Following his death, his personal effects were packaged and returned to Australia on two separate cargoships. One package, that was shipped to his ‘mother’, Mrs. A. McKinnon, contained two books, a pipe, two bag handles, two handkerchiefs, an inkwell, a purse and two straps. The other consignment, that was shipped aboard the cargo/transport steamer Barunga, contained ‘Letters, Cards, Photos, Testament, Wallet’. This consignment never reached Australia, as the Barunga was sunk by a German submarine off the coast of England in 1918.
Besides losing Alex and his personal effects, there was more to come for Mrs.
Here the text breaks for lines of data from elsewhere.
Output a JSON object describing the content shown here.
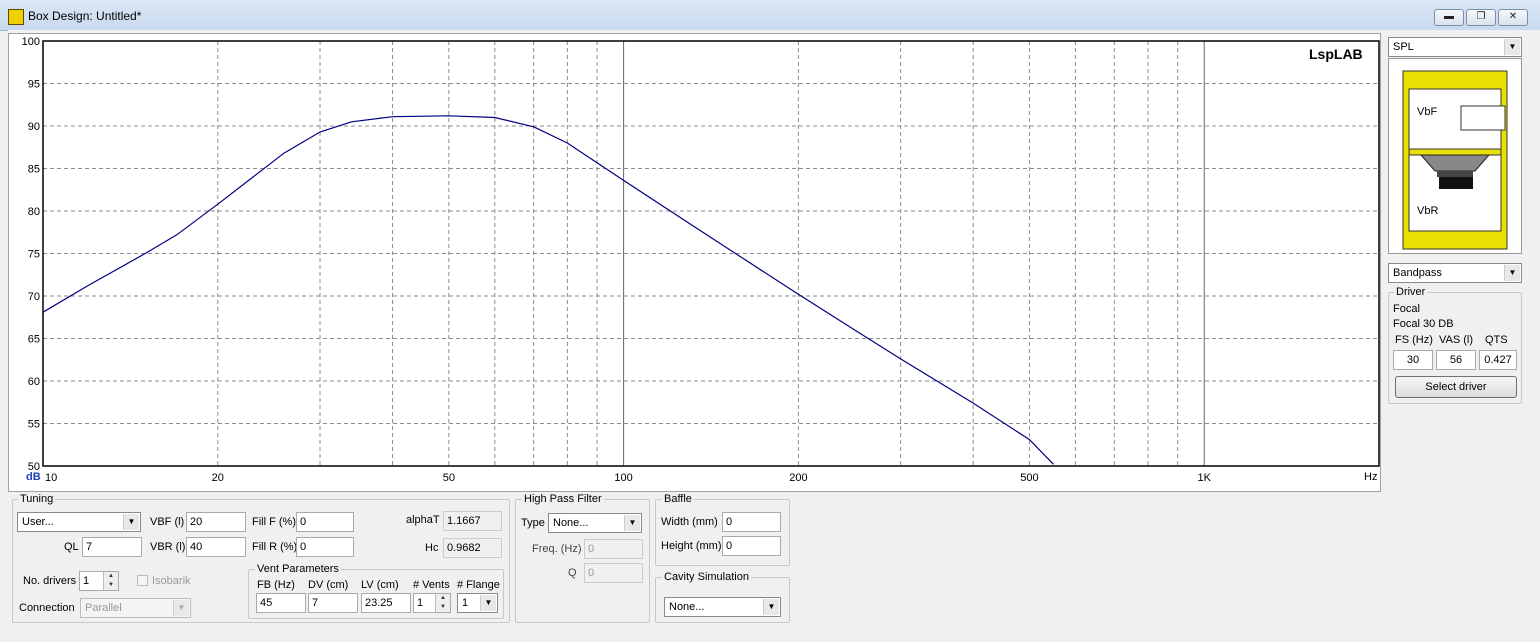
{
  "window": {
    "title": "Box Design: Untitled*"
  },
  "chart": {
    "watermark": "LspLAB",
    "y_unit": "dB",
    "x_unit": "Hz",
    "y_ticks": [
      "100",
      "95",
      "90",
      "85",
      "80",
      "75",
      "70",
      "65",
      "60",
      "55",
      "50"
    ],
    "x_tick_labels": [
      "10",
      "20",
      "50",
      "100",
      "200",
      "500",
      "1K"
    ]
  },
  "chart_data": {
    "type": "line",
    "x_scale": "log",
    "xlim": [
      10,
      2000
    ],
    "ylim": [
      50,
      100
    ],
    "x_tick_values": [
      10,
      20,
      50,
      100,
      200,
      500,
      1000
    ],
    "y_tick_values": [
      100,
      95,
      90,
      85,
      80,
      75,
      70,
      65,
      60,
      55,
      50
    ],
    "grid": true,
    "series": [
      {
        "x": [
          10,
          12,
          15,
          17,
          20,
          23,
          26,
          30,
          34,
          40,
          50,
          60,
          70,
          80,
          100,
          130,
          160,
          200,
          250,
          300,
          400,
          500,
          550
        ],
        "y": [
          68.1,
          71.3,
          75.0,
          77.2,
          80.8,
          84.0,
          86.8,
          89.3,
          90.5,
          91.1,
          91.2,
          91.0,
          89.9,
          88.0,
          83.6,
          78.5,
          74.5,
          70.2,
          66.0,
          62.6,
          57.4,
          53.1,
          50.2
        ],
        "color": "#000080"
      }
    ]
  },
  "right_panel": {
    "view_select": "SPL",
    "diagram": {
      "front_label": "VbF",
      "rear_label": "VbR"
    },
    "box_type_select": "Bandpass",
    "driver": {
      "group_label": "Driver",
      "brand": "Focal",
      "model": "Focal 30 DB",
      "fs_label": "FS (Hz)",
      "vas_label": "VAS (l)",
      "qts_label": "QTS",
      "fs_value": "30",
      "vas_value": "56",
      "qts_value": "0.427",
      "select_button": "Select driver"
    }
  },
  "tuning": {
    "group_label": "Tuning",
    "preset_select": "User...",
    "vbf_label": "VBF (l)",
    "vbf_value": "20",
    "ql_label": "QL",
    "ql_value": "7",
    "vbr_label": "VBR (l)",
    "vbr_value": "40",
    "fillf_label": "Fill F (%)",
    "fillf_value": "0",
    "fillr_label": "Fill R (%)",
    "fillr_value": "0",
    "alphat_label": "alphaT",
    "alphat_value": "1.1667",
    "hc_label": "Hc",
    "hc_value": "0.9682",
    "drivers_label": "No. drivers",
    "drivers_value": "1",
    "isobarik_label": "Isobarik",
    "connection_label": "Connection",
    "connection_select": "Parallel"
  },
  "vent": {
    "group_label": "Vent Parameters",
    "fb_label": "FB (Hz)",
    "dv_label": "DV (cm)",
    "lv_label": "LV (cm)",
    "vents_label": "# Vents",
    "flange_label": "# Flange",
    "fb_value": "45",
    "dv_value": "7",
    "lv_value": "23.25",
    "vents_value": "1",
    "flange_value": "1"
  },
  "hpf": {
    "group_label": "High Pass Filter",
    "type_label": "Type",
    "type_select": "None...",
    "freq_label": "Freq. (Hz)",
    "freq_value": "0",
    "q_label": "Q",
    "q_value": "0"
  },
  "baffle": {
    "group_label": "Baffle",
    "width_label": "Width (mm)",
    "width_value": "0",
    "height_label": "Height (mm)",
    "height_value": "0"
  },
  "cavity": {
    "group_label": "Cavity Simulation",
    "select": "None..."
  }
}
Alice McKinnon, who, by the way, was signing documents as ‘Mary McKinnon’ in 1922. On 6th July 1921, Alice McKinnon wrote to Major McLean, Officer In Charge (OIC), Base Records, Melbourne, seeking information on Alex’s demise as she had only ‘heard of is [Alex’s] death recently’. She stated that Alex’s mother and father were both deceased and that, ‘I am left with 8 children and am depending on the Government for help’. Alice/Mary McKinnon was not only seeking information on Alex’s death, she was also seeking information on, and hoping for, the Commonwealth government to pay her the War Gratuity owed as a result of Alex’s service and death.
On the 15th July 1921, the Officer in Charge (OIC) of Base Records, Melbourne wrote to ‘Headquarters, 4th District Base, Keswick, Adelaide’ to advising that Alex had nominated his mother, Mrs. Alice McKinnon, as his next of kin when he enlisted - but his Will ‘show her [his mother] as ‘Cobb’ of Mount Dare via Charlotte Waters, Northern Territory, aboriginal’. The letter also advised that ‘Mrs. A McKinnon, of New Town, Kadina, South Australia, claims to be the soldier’s step-mother, and states that his father and mother are both deceased’. The OIC Base Records requested information on any living brother(s) or sister(s) of Alexander McKinnon.
In April 1922, the 4th District Commandant wrote to the OIC Base Records, Melbourne, stating that the matter of War Gratuity payment for Alex had not been settled and that, although ‘Cobb’ had ‘applied for the Gratuity, it is improbable same will be paid to her’. He went on to say that, ‘It is understood the amount may be paid to the Protector of Aborigines in this State [SA]’. The matter of issuing Alex’s war medals was raised in the letter, with the Commandant stating that he was ‘of the opinion that the WAR MEDALS would not be valued by “Cobb” and would suggest they be awarded to Mrs. Mary McKinnon, Stepmother, of Newtown, KADINA’.
On 17th May 1922, the AIF wrote to Mrs. M McKinnon, advising they would ‘hand over to you the war medals etc of the late No. 2230 Private A. McKinnon’, but ‘only on the distinct understanding that they will be preserved with due care as memorials of his service’. In June that year, the AIF wrote to Mrs. McKinnon advising her that the war medals awarded to Alex, the British War Medal and the Victory Medal, had been posted to her at her residential address at Newtown, Kadina, SA.
On the same day, the Commandant, 4th District Base, Adelaide, wrote to the OIC, Base Records, Melbourne advising that ‘the Gratuity of the late soldier [McKinnon] has been awarded to the aboriginal [sic] “COBB”, but has been paid to the Protector of Aboriginees [sic] in this State’. So, Alice/Mary McKinnon received Alex’s war medals, the government received the Gratuity and ‘Cobb’ received nothing!
Alexander McKinnon, one of a small number of Aboriginal men from the NT to serve, was the only indigenous person from the NT to lose his live in the Great War.